Does the house price include the cost of the lot?

f it’s an inventory home, yes.  If it’s a custom / spec home, then no.  In most cases the price you see advertised is just the base price of the floor plan.  You will also have to pay for what’s called a “lot premium”, which is the cost of the land.

What does 40’ homesite, 50’ homesite, 60’ homesite, 80’ homesite, etc. mean?

The number simply refers to the width of the lot.  In new master-planned communities, land is split up into sections of similarly-sized lots. The result is that homes in the section end up being around the same size.  This prevents the look of the neighborhood from being super random.

Moreover, what this means to you the homebuyer is that different homesite sections might fit your budget, while others may not.  For example, let’s say your budget is $350,000.  You noticed that Perry Homes, Meritage Homes, and Lennar have homes on 50’ homesites ranging from the $310s and up.  You might have liked the Partners in Building model home, but they only have 60’ homesites priced at $425s and up. To stay in budget, then, you’d have to find something from Perry, Meritage, or Lennar since Partners In Building isn’t building anything in the 50’ section.

What are the costs of design options and upgrades?

Homebuyers will often see ads for “homes starting in the $300s”, or something like that, i.e. some price point that’s within their budget.  Intrigued, they plan a visit to the model home and fall in love.  Everything is so beautiful, and it should* be in their budget, right?

Not quite.  The advertised base price of floor plan is the like the bare, bare minimum, and much of what you see in a model home is an upgrade from the builder’s base offering.

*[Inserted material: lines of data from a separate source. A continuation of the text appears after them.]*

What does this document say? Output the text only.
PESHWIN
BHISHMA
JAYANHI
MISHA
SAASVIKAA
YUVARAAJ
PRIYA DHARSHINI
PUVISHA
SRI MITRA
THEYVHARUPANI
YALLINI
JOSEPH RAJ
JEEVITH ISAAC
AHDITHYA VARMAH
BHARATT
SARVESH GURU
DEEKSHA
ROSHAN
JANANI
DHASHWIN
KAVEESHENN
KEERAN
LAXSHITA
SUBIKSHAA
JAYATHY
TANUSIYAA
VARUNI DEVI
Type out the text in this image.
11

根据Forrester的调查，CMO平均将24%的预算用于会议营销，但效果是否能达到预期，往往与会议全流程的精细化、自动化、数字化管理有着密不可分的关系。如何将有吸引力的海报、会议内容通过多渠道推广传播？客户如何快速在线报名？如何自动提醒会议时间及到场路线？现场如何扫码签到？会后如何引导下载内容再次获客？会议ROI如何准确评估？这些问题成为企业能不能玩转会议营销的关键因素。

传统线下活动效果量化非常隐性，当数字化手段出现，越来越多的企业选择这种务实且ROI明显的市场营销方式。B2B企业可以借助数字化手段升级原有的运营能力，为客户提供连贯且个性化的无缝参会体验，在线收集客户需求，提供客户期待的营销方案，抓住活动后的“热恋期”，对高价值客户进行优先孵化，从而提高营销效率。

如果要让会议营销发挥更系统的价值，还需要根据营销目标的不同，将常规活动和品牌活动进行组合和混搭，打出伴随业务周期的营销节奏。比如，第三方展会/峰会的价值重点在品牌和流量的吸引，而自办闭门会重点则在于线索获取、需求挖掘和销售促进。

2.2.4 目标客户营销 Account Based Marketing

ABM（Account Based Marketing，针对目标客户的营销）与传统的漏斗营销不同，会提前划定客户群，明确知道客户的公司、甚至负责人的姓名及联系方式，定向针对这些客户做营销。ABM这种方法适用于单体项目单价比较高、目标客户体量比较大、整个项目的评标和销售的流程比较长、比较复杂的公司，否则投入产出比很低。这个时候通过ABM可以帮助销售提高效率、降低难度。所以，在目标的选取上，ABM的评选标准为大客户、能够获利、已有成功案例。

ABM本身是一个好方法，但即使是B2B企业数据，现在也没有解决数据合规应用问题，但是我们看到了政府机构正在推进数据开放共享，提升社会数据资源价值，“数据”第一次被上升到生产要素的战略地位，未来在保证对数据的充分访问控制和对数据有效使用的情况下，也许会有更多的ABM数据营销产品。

Each category of design options - e.g. flooring, countertops, cabinets, light fixtures, etc. -  will be offered in levels, e.g. Level 1, Level 2, Level 3, Level 4, and onwards.  The number of levels is specific to every builder, and the additional cost above the base price will vary.

Let’s look at a quick an example.  By default, a lot of builders will often put carpet or a basic-looking tile in the main living area and in all the bedrooms for their base.  If you want wood floors in the main living area, they might offer laminate flooring as Level 2, but for real hardwood you would need to select Level 3 or 4.  If you want the same wood floors in the bedrooms, you need to upgrade each room as well. 

This is why it’s such a hard question to answer when clients ask us how much do these options normally cost. It really depends on which selections you personally want, and the builder’s individual pricing. 

One of the ways to get a more accurate idea of pricing is to ask the sales rep what’s standard and what’s an upgrade when you tour model and inventory homes,  And if there’s something specific you like, like a specific flooring, as what Level it is. You might also want to ask if they have a booklet of design option levels and pricing that you can take with you.

Can I save money and get a discount if I don’t use a Realtor?

The honest answer to this question is no.  Builders budget for Realtor commissions out of their marketing budget – it has nothing to do with the cost of the home. 

It’s actually to a homebuyer’s benefit to use a Realtor (and this isn’t just some sales pitch).  The builder’s sales rep is an employee of the builder, and though most sales rep are honest, fair-dealing people, at the end of the day they’re looking out for the builder’s best interest.  A Realtor’s job is to look out for your best interest, and it’s always good to have an advocate and experienced professional on your side.